Student orientated objectives
Architecture students will be able to tap into knowledge around materials, carbon cycles, ecological systems, and water management, already being investigated in other departments within the institution, assembling a cloud of relevant knowledge and skills. The action orientated and semi-self-directed projects will enable the students to develop multiple competencies relevant to a future architectural practice focused on sustainable development.
This experiment can serve as a local field site for many USYS masters students interested in conducting field work, but unable to travel internationally for logistical reasons.

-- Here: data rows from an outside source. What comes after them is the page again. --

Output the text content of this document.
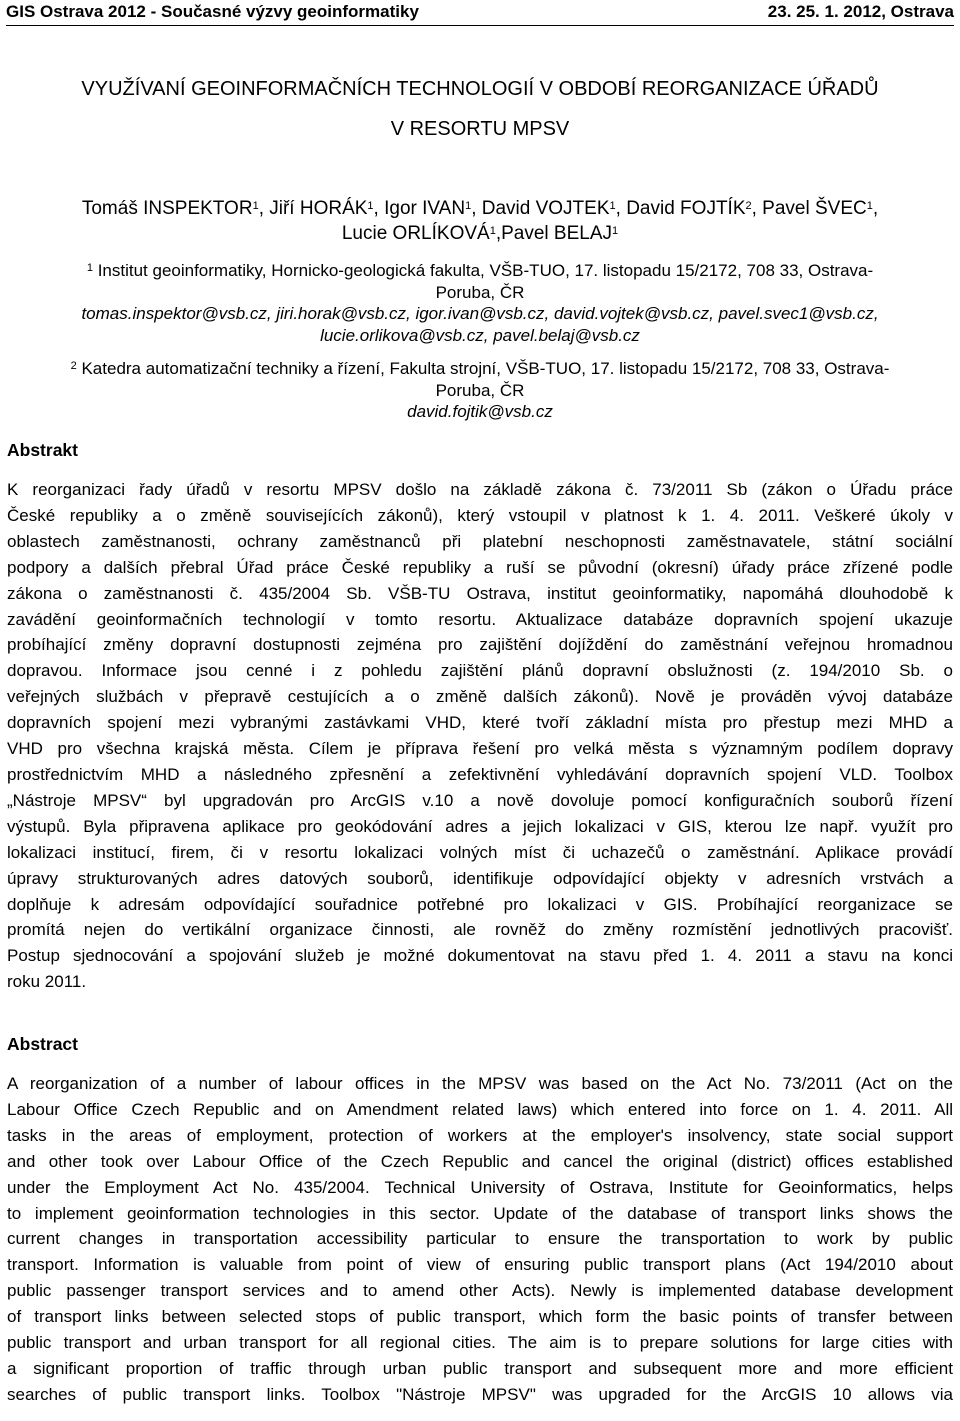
GIS Ostrava 2012 - Současné výzvy geoinformatiky	23. 25. 1. 2012, Ostrava
VYUŽÍVANÍ GEOINFORMAČNÍCH TECHNOLOGIÍ V OBDOBÍ REORGANIZACE ÚŘADŮ
V RESORTU MPSV
Tomáš INSPEKTOR$^1$, Jiří HORÁK$^1$, Igor IVAN$^1$, David VOJTEK$^1$, David FOJTÍK$^2$, Pavel ŠVEC$^1$,
Lucie ORLÍKOVÁ$^1$,Pavel BELAJ$^1$
$^1$ Institut geoinformatiky, Hornicko-geologická fakulta, VŠB-TUO, 17. listopadu 15/2172, 708 33, Ostrava-
Poruba, ČR
tomas.inspektor@vsb.cz, jiri.horak@vsb.cz, igor.ivan@vsb.cz, david.vojtek@vsb.cz, pavel.svec1@vsb.cz,
lucie.orlikova@vsb.cz, pavel.belaj@vsb.cz
$^2$ Katedra automatizační techniky a řízení, Fakulta strojní, VŠB-TUO, 17. listopadu 15/2172, 708 33, Ostrava-
Poruba, ČR
david.fojtik@vsb.cz
Abstrakt
K reorganizaci řady úřadů v resortu MPSV došlo na základě zákona č. 73/2011 Sb (zákon o Úřadu práce
České republiky a o změně souvisejících zákonů), který vstoupil v platnost k 1. 4. 2011. Veškeré úkoly v
oblastech zaměstnanosti, ochrany zaměstnanců při platební neschopnosti zaměstnavatele, státní sociální
podpory a dalších přebral Úřad práce České republiky a ruší se původní (okresní) úřady práce zřízené podle
zákona o zaměstnanosti č. 435/2004 Sb. VŠB-TU Ostrava, institut geoinformatiky, napomáhá dlouhodobě k
zavádění geoinformačních technologií v tomto resortu. Aktualizace databáze dopravních spojení ukazuje
probíhající změny dopravní dostupnosti zejména pro zajištění dojíždění do zaměstnání veřejnou hromadnou
dopravou. Informace jsou cenné i z pohledu zajištění plánů dopravní obslužnosti (z. 194/2010 Sb. o
veřejných službách v přepravě cestujících a o změně dalších zákonů). Nově je prováděn vývoj databáze
dopravních spojení mezi vybranými zastávkami VHD, které tvoří základní místa pro přestup mezi MHD a
VHD pro všechna krajská města. Cílem je příprava řešení pro velká města s významným podílem dopravy
prostřednictvím MHD a následného zpřesnění a zefektivnění vyhledávání dopravních spojení VLD. Toolbox
„Nástroje MPSV“ byl upgradován pro ArcGIS v.10 a nově dovoluje pomocí konfiguračních souborů řízení
výstupů. Byla připravena aplikace pro geokódování adres a jejich lokalizaci v GIS, kterou lze např. využít pro
lokalizaci institucí, firem, či v resortu lokalizaci volných míst či uchazečů o zaměstnání. Aplikace provádí
úpravy strukturovaných adres datových souborů, identifikuje odpovídající objekty v adresních vrstvách a
doplňuje k adresám odpovídající souřadnice potřebné pro lokalizaci v GIS. Probíhající reorganizace se
promítá nejen do vertikální organizace činnosti, ale rovněž do změny rozmístění jednotlivých pracovišť.
Postup sjednocování a spojování služeb je možné dokumentovat na stavu před 1. 4. 2011 a stavu na konci
roku 2011.
Abstract
A reorganization of a number of labour offices in the MPSV was based on the Act No. 73/2011 (Act on the
Labour Office Czech Republic and on Amendment related laws) which entered into force on 1. 4. 2011. All
tasks in the areas of employment, protection of workers at the employer's insolvency, state social support
and other took over Labour Office of the Czech Republic and cancel the original (district) offices established
under the Employment Act No. 435/2004. Technical University of Ostrava, Institute for Geoinformatics, helps
to implement geoinformation technologies in this sector. Update of the database of transport links shows the
current changes in transportation accessibility particular to ensure the transportation to work by public
transport. Information is valuable from point of view of ensuring public transport plans (Act 194/2010 about
public passenger transport services and to amend other Acts). Newly is implemented database development
of transport links between selected stops of public transport, which form the basic points of transfer between
public transport and urban transport for all regional cities. The aim is to prepare solutions for large cities with
a significant proportion of traffic through urban public transport and subsequent more and more efficient
searches of public transport links. Toolbox "Nástroje MPSV" was upgraded for the ArcGIS 10 allows via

Faculty orientated objectives
Crowther Lab has implemented biodiversity – ecosystem function experiments all over the world, and is extremely excited by the prospect of establishing an experiment in Zürich itself. Partnership with Studio Tom Emerson will extend and broaden existing networks in a fundamentally new direction – helping to understand how the diversity of the biological world influences human experience and interaction with nature.

Degree program as a whole
Integrating the Studio Tom Emerson Masters design studio into the new Masters in Landscape Design provides a unique opportunity to offer this course to students on both courses. The chair will continue to be part of both the IEA (Institut für Entwurf und Architecture) and will also become a member of the LUS (Landscape and Urban Studies) offering places to students on both courses.
Due to Studio Tom Emerson’s long-standing interest in teaching architecture in relation to landscape and the wider territory, the instigator of the Master in Landscape Design, Christophe Girot, has approached the chair in the past with this suggestion, and we see this collaboration with the Crowther Lab as the perfect opportunity to take advantage of this offer.